Sincèrement, à quoi ressemblerait votre vie si vous aviez pu « construire quelque chose » avec l’une de vos conquêtes ? Vous auriez peur... Vous n’auriez plus le temps... Vous devriez vivre au travers de quelqu’un d’autre. Y a-t-il de la place pour quelqu’un d’autre ici ? chez vous ? devant ce miroir ?

Deux de vos amis se sont mariés et ils ont fondé une famille. Les deux se sont séparés après la naissance du premier enfant. Maintenant, quand vous les croisez, ils ont tout le temps l’air de courir après quelque chose. Ils n’ont plus le temps. Ils sont « débordés ». Mais ils vous disent qu’ils sont bien comme ça, qu’ils ne regrettent rien. Les ex-femmes sont restées de bonnes copines et les enfants leur donnent... une raison d’être occupés, injoignables une semaine ou un week-end sur deux. Ils ont peur... Pourquoi pensez-vous qu’ils ont peur ? « Parce qu’ils ont peur de la même manière que toi. Ils ont peur qu’on leur retire leur masque. C’est quelque chose que tu peux comprendre, non ? » Ah, pas mal comme réponse... Etonnant, ce petit garçon.

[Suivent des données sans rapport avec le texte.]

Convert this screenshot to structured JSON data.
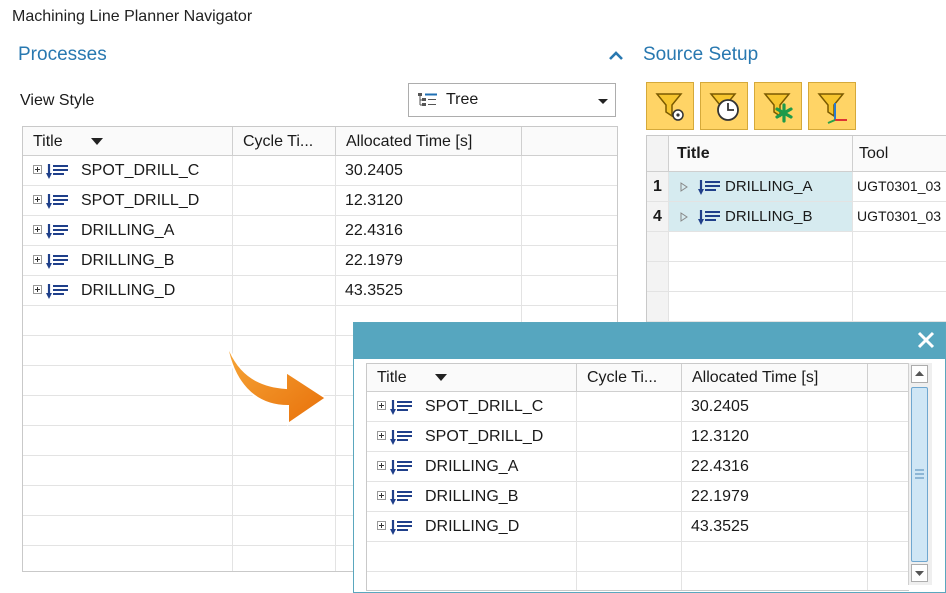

« Oui, j’ai peur de ce que l’on pense de moi mais ça ne fait pas de moi un imbécile ou un attardé. Tout le monde à peur de ça, à tous les âges, dans tous les métiers sinon les gens se baladeraient à poil, ne se laveraient pas et ne perdraient pas leur temps à se coiffer, à se raser ou à faire les soldes... A quoi ressemblerait vraiment une personne qui dirait : « Je n’ai jamais accordé aucune importance à ce que les autres pensent de moi » ? D’une manière ou d’une autre, ça serait forcément hypocrite. Ça n’existe pas. » Silence autour du lavabo et puis la réponse... « Chaque jour, il y a ceux qui s’habillent pour qu’on les remarque et ceux qui font l’effort de passer inaperçus. »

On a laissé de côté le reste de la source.